What are the side effects of xanthan gum?

At the amounts found in typical foods (usually under 1 gram per serving), xanthan gum causes no documented side effects for most people. Research studies using much larger doses (15 grams per day and above) have found a laxative effect, consistent with its behavior as a soluble fiber. Some people report bloating or digestive discomfort, particularly when consuming multiple xanthan-gum-containing products in one sitting. People with an allergy to the fermentation substrate (corn, soy, wheat, or dairy) may react to trace residues in the gum. The NICU infant risk is a separate clinical situation, not an adult concern.

What can I substitute for xanthan gum in baking?

The most common substitutes in gluten-free baking are guar gum, psyllium husk, flaxseed meal (ground and mixed with water to form a gel), and chia seeds (similarly gel-forming when hydrated). Guar gum is the closest functional equivalent: both are polysaccharide hydrocolloids that provide viscosity and structure in the absence of gluten. Guar gum is derived from guar beans (a legume), while xanthan gum is bacterial in origin. For binding: roughly 3/4 teaspoon of guar gum per cup of gluten-free flour replaces about 1 teaspoon of xanthan gum. Psyllium husk is used at higher ratios (about 2 teaspoons per cup of flour) and adds a slightly denser texture.

Does xanthan gum come from corn?

Not exactly. Xanthan gum itself is not corn: it is a polysaccharide produced by a bacterium. But corn-derived glucose is one of the most common fermentation substrates used by manufacturers, particularly in North America. So xanthan gum is often made using corn-derived sugars as the bacterial food source. This matters for people with corn allergies: while the finished gum is mostly Xanthomonas campestris polysaccharide rather than corn protein, trace corn-derived material may remain. Substrate sourcing varies by manufacturer and is not disclosed on finished-product labels, which makes it difficult to verify independently.

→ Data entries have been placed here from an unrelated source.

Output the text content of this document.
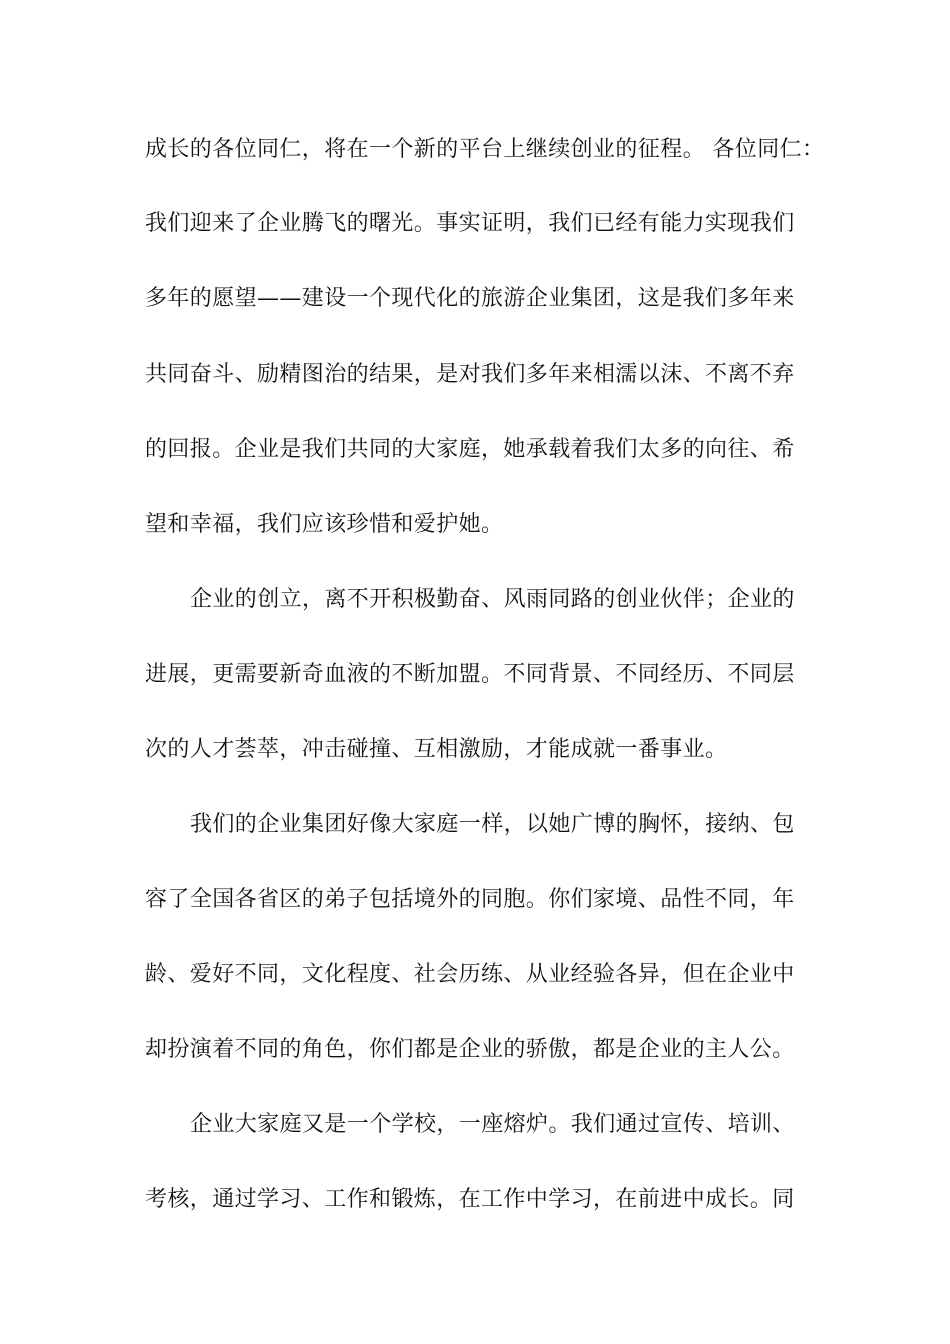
成长的各位同仁，将在一个新的平台上继续创业的征程。 各位同仁：
我们迎来了企业腾飞的曙光。事实证明，我们已经有能力实现我们
多年的愿望——建设一个现代化的旅游企业集团，这是我们多年来
共同奋斗、励精图治的结果，是对我们多年来相濡以沫、不离不弃
的回报。企业是我们共同的大家庭，她承载着我们太多的向往、希
望和幸福，我们应该珍惜和爱护她。
企业的创立，离不开积极勤奋、风雨同路的创业伙伴；企业的
进展，更需要新奇血液的不断加盟。不同背景、不同经历、不同层
次的人才荟萃，冲击碰撞、互相激励，才能成就一番事业。
我们的企业集团好像大家庭一样，以她广博的胸怀，接纳、包
容了全国各省区的弟子包括境外的同胞。你们家境、品性不同，年
龄、爱好不同，文化程度、社会历练、从业经验各异，但在企业中
却扮演着不同的角色，你们都是企业的骄傲，都是企业的主人公。
企业大家庭又是一个学校，一座熔炉。我们通过宣传、培训、
考核，通过学习、工作和锻炼，在工作中学习，在前进中成长。同
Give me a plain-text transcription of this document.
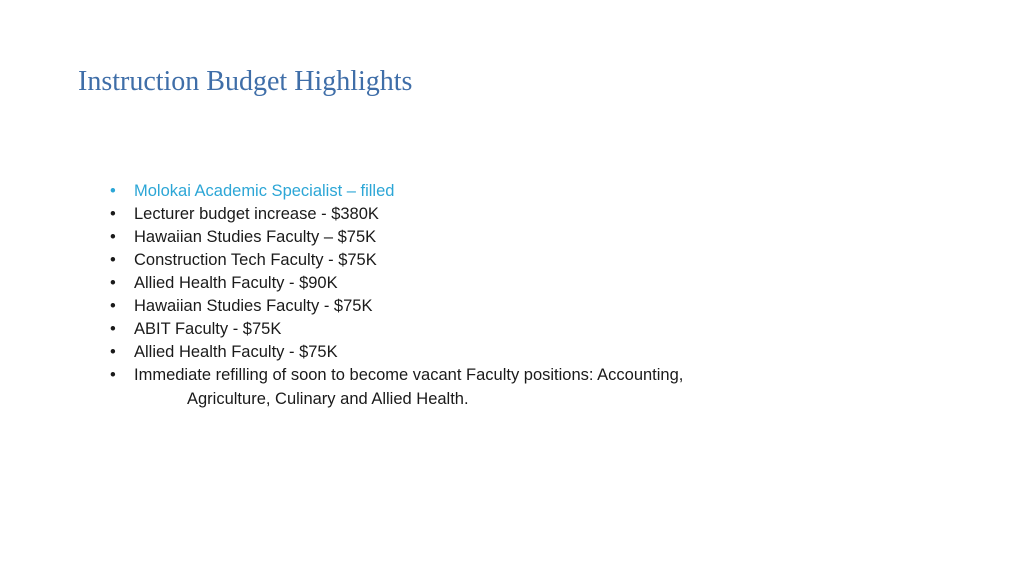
Instruction Budget Highlights
•	Molokai Academic Specialist – filled
•	Lecturer budget increase - $380K
•	Hawaiian Studies Faculty – $75K
•	Construction Tech Faculty - $75K
•	Allied Health Faculty - $90K
•	Hawaiian Studies Faculty - $75K
•	ABIT Faculty - $75K
•	Allied Health Faculty - $75K
•	Immediate refilling of soon to become vacant Faculty positions: Accounting,
Agriculture, Culinary and Allied Health.
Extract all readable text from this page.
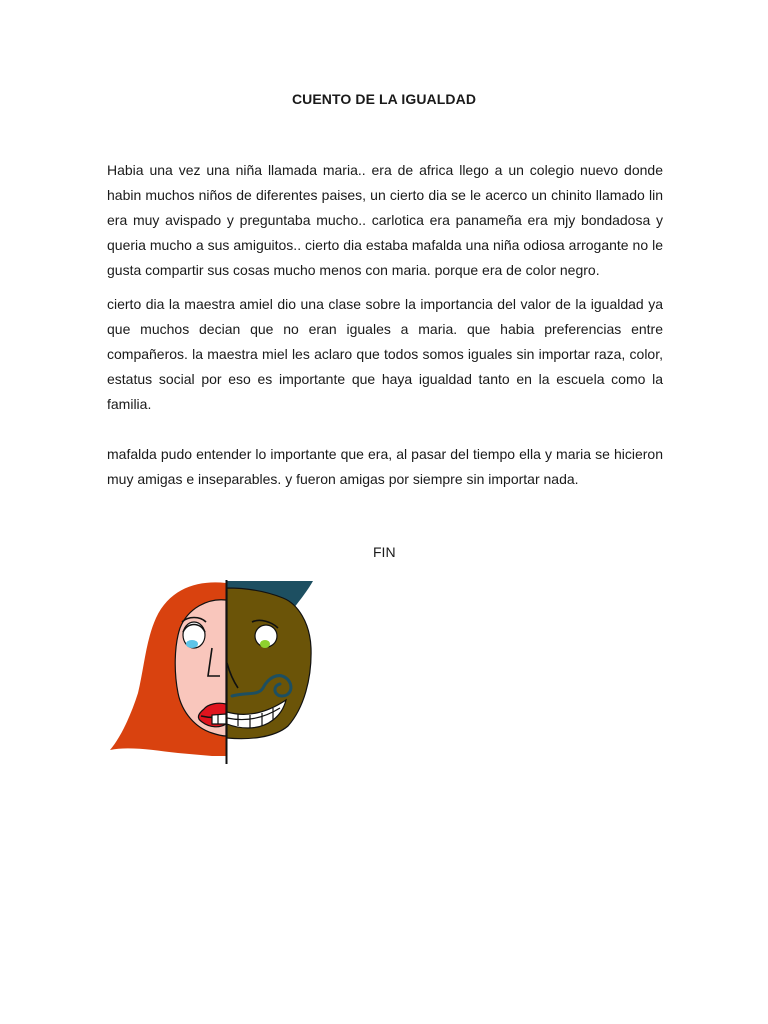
CUENTO DE LA IGUALDAD

Habia una vez una niña llamada maria.. era de africa llego a un colegio nuevo donde habin muchos niños de diferentes paises, un cierto dia se le acerco un chinito llamado lin era muy avispado y preguntaba mucho.. carlotica era panameña era mjy bondadosa y queria mucho a sus amiguitos.. cierto dia estaba mafalda una niña odiosa arrogante no le gusta compartir sus cosas mucho menos con maria. porque era de color negro.

cierto dia la maestra amiel dio una clase sobre la importancia del valor de la igualdad ya que muchos decian que no eran iguales a maria. que habia preferencias entre compañeros. la maestra miel les aclaro que todos somos iguales sin importar raza, color, estatus social por eso es importante que haya igualdad tanto en la escuela como la familia.

mafalda pudo entender lo importante que era, al pasar del tiempo ella y maria se hicieron muy amigas e inseparables. y fueron amigas por siempre sin importar nada.

FIN
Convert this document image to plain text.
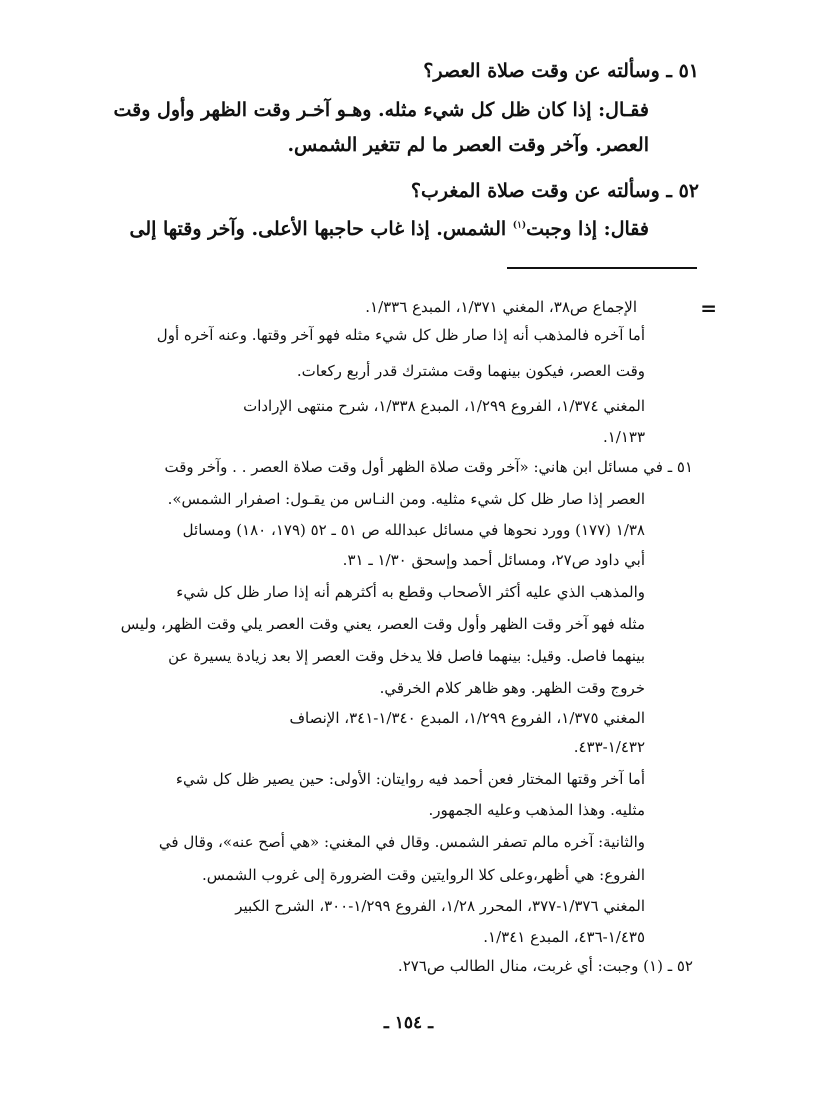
٥١ ـ وسألته عن وقت صلاة العصر؟
فقـال: إذا كان ظل كل شيء مثله. وهـو آخـر وقت الظهر وأول وقت
العصر. وآخر وقت العصر ما لم تتغير الشمس.
٥٢ ـ وسألته عن وقت صلاة المغرب؟
فقال: إذا وجبت$^{(١)}$ الشمس. إذا غاب حاجبها الأعلى. وآخر وقتها إلى
=
الإجماع ص٣٨، المغني ١/٣٧١، المبدع ١/٣٣٦.
أما آخره فالمذهب أنه إذا صار ظل كل شيء مثله فهو آخر وقتها. وعنه آخره أول
وقت العصر، فيكون بينهما وقت مشترك قدر أربع ركعات.
المغني ١/٣٧٤، الفروع ١/٢٩٩، المبدع ١/٣٣٨، شرح منتهى الإرادات
١/١٣٣.
٥١ ـ في مسائل ابن هاني: «آخر وقت صلاة الظهر أول وقت صلاة العصر . . وآخر وقت
العصر إذا صار ظل كل شيء مثليه. ومن النـاس من يقـول: اصفرار الشمس».
١/٣٨ (١٧٧) وورد نحوها في مسائل عبدالله ص ٥١ ـ ٥٢ (١٧٩، ١٨٠) ومسائل
أبي داود ص٢٧، ومسائل أحمد وإسحق ١/٣٠ ـ ٣١.
والمذهب الذي عليه أكثر الأصحاب وقطع به أكثرهم أنه إذا صار ظل كل شيء
مثله فهو آخر وقت الظهر وأول وقت العصر، يعني وقت العصر يلي وقت الظهر، وليس
بينهما فاصل. وقيل: بينهما فاصل فلا يدخل وقت العصر إلا بعد زيادة يسيرة عن
خروج وقت الظهر. وهو ظاهر كلام الخرقي.
المغني ١/٣٧٥، الفروع ١/٢٩٩، المبدع ١/٣٤٠-٣٤١، الإنصاف
١/٤٣٢-٤٣٣.
أما آخر وقتها المختار فعن أحمد فيه روايتان: الأولى: حين يصير ظل كل شيء
مثليه. وهذا المذهب وعليه الجمهور.
والثانية: آخره مالم تصفر الشمس. وقال في المغني: «هي أصح عنه»، وقال في
الفروع: هي أظهر،وعلى كلا الروايتين وقت الضرورة إلى غروب الشمس.
المغني ١/٣٧٦-٣٧٧، المحرر ١/٢٨، الفروع ١/٢٩٩-٣٠٠، الشرح الكبير
١/٤٣٥-٤٣٦، المبدع ١/٣٤١.
٥٢ ـ (١) وجبت: أي غربت، منال الطالب ص٢٧٦.
ـ ١٥٤ ـ
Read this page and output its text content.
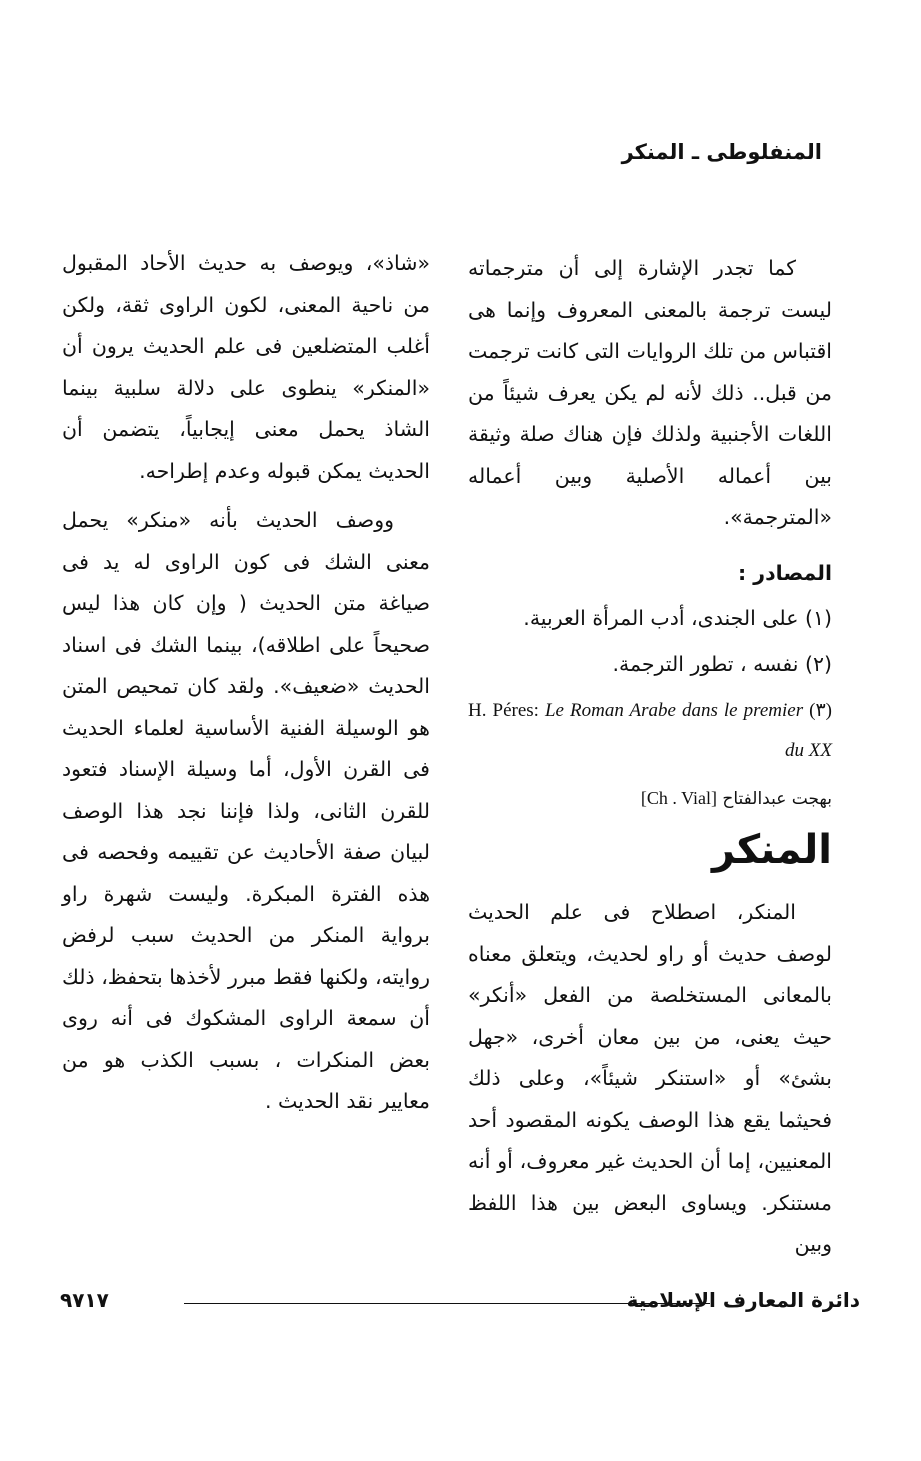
المنفلوطى ـ المنكر

كما تجدر الإشارة إلى أن مترجماته ليست ترجمة بالمعنى المعروف وإنما هى اقتباس من تلك الروايات التى كانت ترجمت من قبل.. ذلك لأنه لم يكن يعرف شيئاً من اللغات الأجنبية ولذلك فإن هناك صلة وثيقة بين أعماله الأصلية وبين أعماله «المترجمة».

المصادر :

(١) على الجندى، أدب المرأة العربية.

(٢) نفسه ، تطور الترجمة.

(٣) H. Péres: Le Roman Arabe dans le premier du XX

بهجت عبدالفتاح [Ch . Vial]

المنكر

المنكر، اصطلاح فى علم الحديث لوصف حديث أو راو لحديث، ويتعلق معناه بالمعانى المستخلصة من الفعل «أنكر» حيث يعنى، من بين معان أخرى، «جهل بشئ» أو «استنكر شيئاً»، وعلى ذلك فحيثما يقع هذا الوصف يكونه المقصود أحد المعنيين، إما أن الحديث غير معروف، أو أنه مستنكر. ويساوى البعض بين هذا اللفظ وبين

«شاذ»، ويوصف به حديث الأحاد المقبول من ناحية المعنى، لكون الراوى ثقة، ولكن أغلب المتضلعين فى علم الحديث يرون أن «المنكر» ينطوى على دلالة سلبية بينما الشاذ يحمل معنى إيجابياً، يتضمن أن الحديث يمكن قبوله وعدم إطراحه.

ووصف الحديث بأنه «منكر» يحمل معنى الشك فى كون الراوى له يد فى صياغة متن الحديث ( وإن كان هذا ليس صحيحاً على اطلاقه)، بينما الشك فى اسناد الحديث «ضعيف». ولقد كان تمحيص المتن هو الوسيلة الفنية الأساسية لعلماء الحديث فى القرن الأول، أما وسيلة الإسناد فتعود للقرن الثانى، ولذا فإننا نجد هذا الوصف لبيان صفة الأحاديث عن تقييمه وفحصه فى هذه الفترة المبكرة. وليست شهرة راو برواية المنكر من الحديث سبب لرفض روايته، ولكنها فقط مبرر لأخذها بتحفظ، ذلك أن سمعة الراوى المشكوك فى أنه روى بعض المنكرات ، بسبب الكذب هو من معايير نقد الحديث .

دائرة المعارف الإسلامية
٩٧١٧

Is xanthan gum the same as guar gum?

No. Both are polysaccharide thickeners used in similar applications, but they come from different sources and have slightly different functional properties. Xanthan gum is made by bacterial fermentation. Guar gum is extracted from the endosperm of guar beans grown primarily in India and Pakistan. In most food and baking applications they are interchangeable at similar concentrations, though guar gum performs better in cold foods and xanthan gum holds up better at higher temperatures and across a wider pH range. Some products use both together, since they can have a synergistic thickening effect at lower combined concentrations than either alone.